Washington, D.C. – U.S. Senator Kirsten Gillibrand today introduced legislation that would create a competitive grant program within the U.S. Department of Agriculture (USDA) dedicated to the promotion of Community Supported Agriculture (CSA). CSA is a renowned and proven system that directly connects consumers with the farmers who grow their food. At the beginning of each growing season, members of CSA pay for a share of a farm’s produce. Throughout the season, members receive a weekly box containing their share of the farm’s yield for that week.

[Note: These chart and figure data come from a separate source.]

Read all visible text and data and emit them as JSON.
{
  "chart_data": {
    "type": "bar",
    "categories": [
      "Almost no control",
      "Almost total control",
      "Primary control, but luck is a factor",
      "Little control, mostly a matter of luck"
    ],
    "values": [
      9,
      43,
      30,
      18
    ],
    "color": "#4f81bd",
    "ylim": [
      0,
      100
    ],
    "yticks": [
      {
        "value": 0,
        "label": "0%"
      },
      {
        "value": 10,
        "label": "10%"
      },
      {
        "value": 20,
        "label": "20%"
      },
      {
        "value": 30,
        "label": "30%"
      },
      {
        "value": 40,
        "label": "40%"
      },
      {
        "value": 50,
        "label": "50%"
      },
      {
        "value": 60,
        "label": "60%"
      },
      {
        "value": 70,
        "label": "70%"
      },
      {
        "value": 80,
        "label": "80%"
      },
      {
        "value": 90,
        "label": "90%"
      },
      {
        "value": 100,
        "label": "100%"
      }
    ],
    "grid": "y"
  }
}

“Community Supported Agriculture can be a key component for providing our families with more locally grown produce,” said Senator Gillibrand, the first New York Senator to serve on the Senate Agriculture Committee in 40 years. “Tens of thousands of families have joined CSAs over the years, bringing fresh, vitamin-rich fruits, vegetables, eggs, homemade breads, meats, and cheeses to tables all across America. Supporting and promoting local businesses and healthy diets, this arrangement benefits both the farmer and the customer. CSA has already done so much for this country – let’s give it the boost it needs to reach even more Americans, especially our brave men and women who have served in our armed forces returning home and looking for work, and those in low income areas where nutritious foods are difficult or even impossible to come by.”
There are more than 12,000 CSA farms currently operating throughout the United States and approximately 350 in New York alone. Both numbers are expected to rise steadily in the coming years.
Senator Gillibrand’s Community Supported Agriculture Promotion Act’s competitive grant program would award federal funds to non-profit organizations, extension services, and state and local government agencies to provide grower support – ranging from marketing and business assistance to crop development – to new or current CSA farmers, as well as assist in the development of innovative delivery and distribution programs. These efforts can help attract more consumers to CSA, facilitate the formation of multi-farm CSA arrangements, and promote participation in CSA through outreach and education activities.
Preference would be given to projects working with family farms, farms operated by or employing veterans – a provision authored by Senator Gillibrand – and those that expand CSA reach into “food deserts,” or low income communities without access to fresh food around the country.
Statistics show that more than 45 percent of service men and women live in rural communities. Service members returning home to their families and experiencing high unemployment often find farm work as a way not only to make living, but also to help ease their transition back to civilian life.